La agenda acordada con las Farc para la dejación de armas tiene en una situación difícil al Gobierno. Los papeleos para la construcción de los campamentos son dispendiosos. Los contratistas, acostumbrados al incumplimiento de los gobiernos, se dan su tiempo. Los presos de las Farc no salen de las cárceles porque a los jueces se les aumentó el trabajo y piden se les reconozcan los extras. Fondopaz no hace llegar a tiempo los “kits” de aseo, ni los servicios de salud, para no decir todo lo demás. Es cierto que en la entrega de los menores las cosas no marchan como debieran y por eso hay una comisión del Senado que va de concentración en concentración mirando a ver si se ha cumplido con lo de los jóvenes, pero también con todo lo pactado. Mientras tanto, ante gran parte de la opinión pública y de la comunidad internacional —que tampoco cumple: los contenedores para depositar las armas no han llegado—, las Farc han quedado bien al concentrarse y al comenzar a dejar los fierros. Para la muestra, un botón: los resultados de la encuesta de Gallup publicada esta semana, donde se ve que la imagen desfavorable de la mayoría de los personajes públicos —el presidente Santos, el vicepresidente Vargas Lleras, el expresidente Uribe, el excandidato Zuluaga— ha aumentado, “tanto que si hubiese que declarar un ganador, las Farc fueron las únicas que redujeron considerablemente su imagen negativa respecto de la inmediata medición, de diciembre del año anterior”, según dice Semana.com.

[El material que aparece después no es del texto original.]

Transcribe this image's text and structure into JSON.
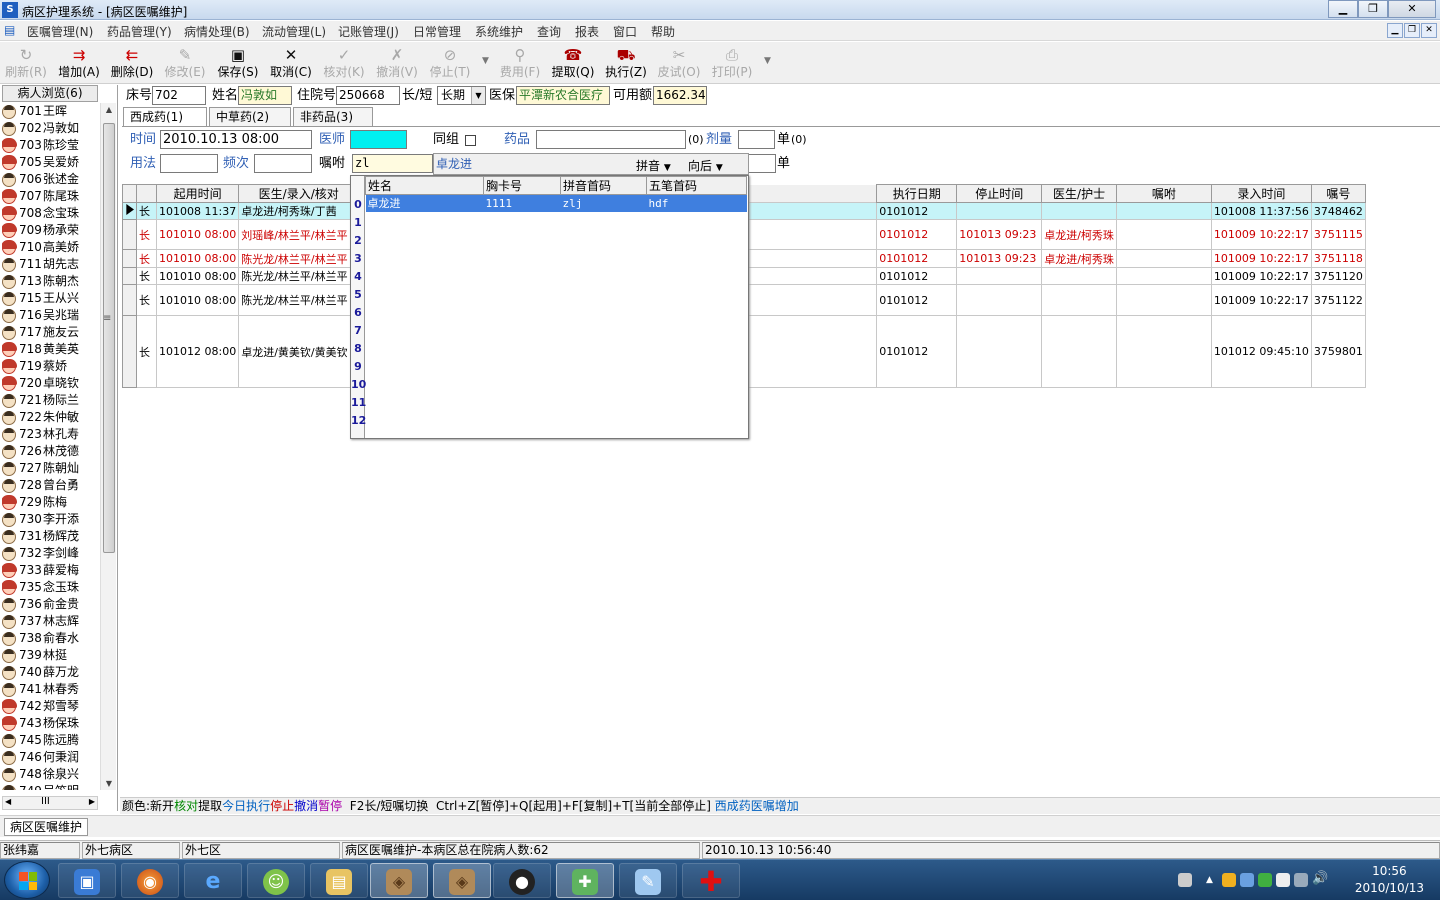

Pero la guerrillerada —como la llamaba Jacobo Arenas— está inquieta. Antes les llegaban cada semana los equipos de aseo; cada tres meses los uniformes y las botas; los hospitales de sangre estaban abiertos 24 horas. Hoy están —digámoslo finamente— perplejos. “Vivíamos mejor en el monte”, dicen. Siguen ahí, es cierto, en condiciones legales y viviendo lo que vivimos todos sus compatriotas: la morosidad institucional. Lo grave es que ese incumplimiento puede fomentar las disidencias y hacer más difícil la negociación con el Eln, para no decir, como podrían llegar a decir las Farc: “Señores, la agenda debe ser renegociada. Para bailar se necesitan dos y para pelear, también”.
Creo en la buena fe del Gobierno, pero a veces me entra una duda: ¿no será que hay sectores infiltrados que quieren hacer del vicio, virtud? Porque, sin ser apocalípticos, se podría llegar a pensar que hay un cálculo estratégico —como se dice para todo ahora— y que el incumplimiento no es gratuito. Ahora, pensarían, cuando las Farc dejaron su arma más poderosa, la movilidad, se les puede incumplir impunemente. ¡Que así no sea! Pero miedos hay. El Gobierno lo sabe, la opinión pública lo siente y los guerrilleros lo temen. Quien se relame de gusto es, naturalmente, el Centro Democrático.